The lyrics are all true stories and since we started Columbia Mills I have used the lyric writing as a kind of therapy for myself to put a line under experiences, good and bad. The people who know about my personal life could probably listen to the songs and explain what each is about and where it came from. As we are all very close as a band I sometimes use what is happening in the rest of the lad’s lives to inspire the songs and I think it really adds to the collective emotion of the songs when we play them live. A couple of the songs on the first 2 EPs were written from another person’s perspective but without a doubt they were fleshed out by personal experience.
This album all of the songs come from a very personal place.
As someone who is just about to release your first album, what advice would you have for a young band starting off? Any valuable lessons learned?

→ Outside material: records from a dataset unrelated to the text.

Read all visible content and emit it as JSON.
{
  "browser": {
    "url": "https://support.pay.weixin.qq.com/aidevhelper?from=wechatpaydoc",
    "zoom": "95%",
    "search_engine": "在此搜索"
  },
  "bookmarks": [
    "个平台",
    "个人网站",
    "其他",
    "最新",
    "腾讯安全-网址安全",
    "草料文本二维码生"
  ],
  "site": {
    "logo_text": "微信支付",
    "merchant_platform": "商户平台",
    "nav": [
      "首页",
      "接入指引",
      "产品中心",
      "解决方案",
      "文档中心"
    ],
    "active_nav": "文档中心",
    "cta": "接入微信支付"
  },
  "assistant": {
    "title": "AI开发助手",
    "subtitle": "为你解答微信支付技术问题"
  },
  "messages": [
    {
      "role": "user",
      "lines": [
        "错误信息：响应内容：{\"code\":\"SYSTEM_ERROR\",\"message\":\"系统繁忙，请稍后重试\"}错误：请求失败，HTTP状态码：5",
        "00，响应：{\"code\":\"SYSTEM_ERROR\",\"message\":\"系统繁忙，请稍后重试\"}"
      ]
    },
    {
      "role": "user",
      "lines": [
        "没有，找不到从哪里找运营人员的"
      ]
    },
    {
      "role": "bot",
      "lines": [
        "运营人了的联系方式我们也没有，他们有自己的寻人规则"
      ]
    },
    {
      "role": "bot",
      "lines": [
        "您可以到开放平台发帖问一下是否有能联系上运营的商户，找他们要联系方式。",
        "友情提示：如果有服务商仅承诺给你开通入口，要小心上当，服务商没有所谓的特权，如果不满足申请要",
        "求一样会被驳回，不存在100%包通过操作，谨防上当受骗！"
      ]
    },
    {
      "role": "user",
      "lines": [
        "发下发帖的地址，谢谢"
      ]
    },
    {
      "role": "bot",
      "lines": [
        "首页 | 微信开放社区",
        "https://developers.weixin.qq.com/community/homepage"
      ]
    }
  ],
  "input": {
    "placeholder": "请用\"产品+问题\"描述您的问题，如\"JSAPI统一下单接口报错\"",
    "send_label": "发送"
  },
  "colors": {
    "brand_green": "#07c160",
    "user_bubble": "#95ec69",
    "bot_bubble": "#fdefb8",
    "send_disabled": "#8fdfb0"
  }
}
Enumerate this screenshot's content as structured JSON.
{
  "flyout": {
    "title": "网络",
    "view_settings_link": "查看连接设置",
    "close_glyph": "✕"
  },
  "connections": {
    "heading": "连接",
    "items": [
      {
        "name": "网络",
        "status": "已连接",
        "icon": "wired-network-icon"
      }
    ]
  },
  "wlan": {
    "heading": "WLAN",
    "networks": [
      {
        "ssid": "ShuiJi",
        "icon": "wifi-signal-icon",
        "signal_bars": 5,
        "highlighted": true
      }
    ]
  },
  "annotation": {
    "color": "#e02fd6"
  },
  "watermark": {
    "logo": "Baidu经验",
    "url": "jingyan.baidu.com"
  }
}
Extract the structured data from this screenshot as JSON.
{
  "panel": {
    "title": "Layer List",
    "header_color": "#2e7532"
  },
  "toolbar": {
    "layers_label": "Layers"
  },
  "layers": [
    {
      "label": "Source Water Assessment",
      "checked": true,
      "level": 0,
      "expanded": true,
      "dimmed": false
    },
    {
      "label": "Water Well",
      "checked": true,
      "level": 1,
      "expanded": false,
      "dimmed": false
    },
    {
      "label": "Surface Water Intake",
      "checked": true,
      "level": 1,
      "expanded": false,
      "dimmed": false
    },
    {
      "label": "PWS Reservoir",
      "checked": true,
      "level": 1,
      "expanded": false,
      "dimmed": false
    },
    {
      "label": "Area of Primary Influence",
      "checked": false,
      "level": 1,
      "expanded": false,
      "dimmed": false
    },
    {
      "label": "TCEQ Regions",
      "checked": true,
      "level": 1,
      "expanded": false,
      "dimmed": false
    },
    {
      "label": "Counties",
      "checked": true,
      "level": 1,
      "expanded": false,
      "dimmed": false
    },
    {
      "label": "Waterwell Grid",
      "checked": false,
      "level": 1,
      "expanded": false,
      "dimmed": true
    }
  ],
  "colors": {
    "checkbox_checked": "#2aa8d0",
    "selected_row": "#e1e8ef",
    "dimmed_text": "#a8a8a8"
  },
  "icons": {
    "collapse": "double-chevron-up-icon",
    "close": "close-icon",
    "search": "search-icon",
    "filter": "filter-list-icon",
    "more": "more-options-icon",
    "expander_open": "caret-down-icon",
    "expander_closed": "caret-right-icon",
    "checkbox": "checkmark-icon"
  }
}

I would say do not try to impress everyone as this is an impossible task. Try to please yourself and be true to the music you love. Some people will love it, most will hate it so focus on the opinions of the people who like it.
Rehearse as much as possible and take your time before you start doing gigs. Being well rehearsed will bring confidence and muscle memory required when the shit hits the fan on stage. Love what you do and don’t do what you think other people will love.
So finally, what are your albums of the year so far?
As I mentioned before The National, LCD Soundsystem and The War On Drugs.
Ariel Pink’s new album is really cool and the new Slow Dive album sounds great.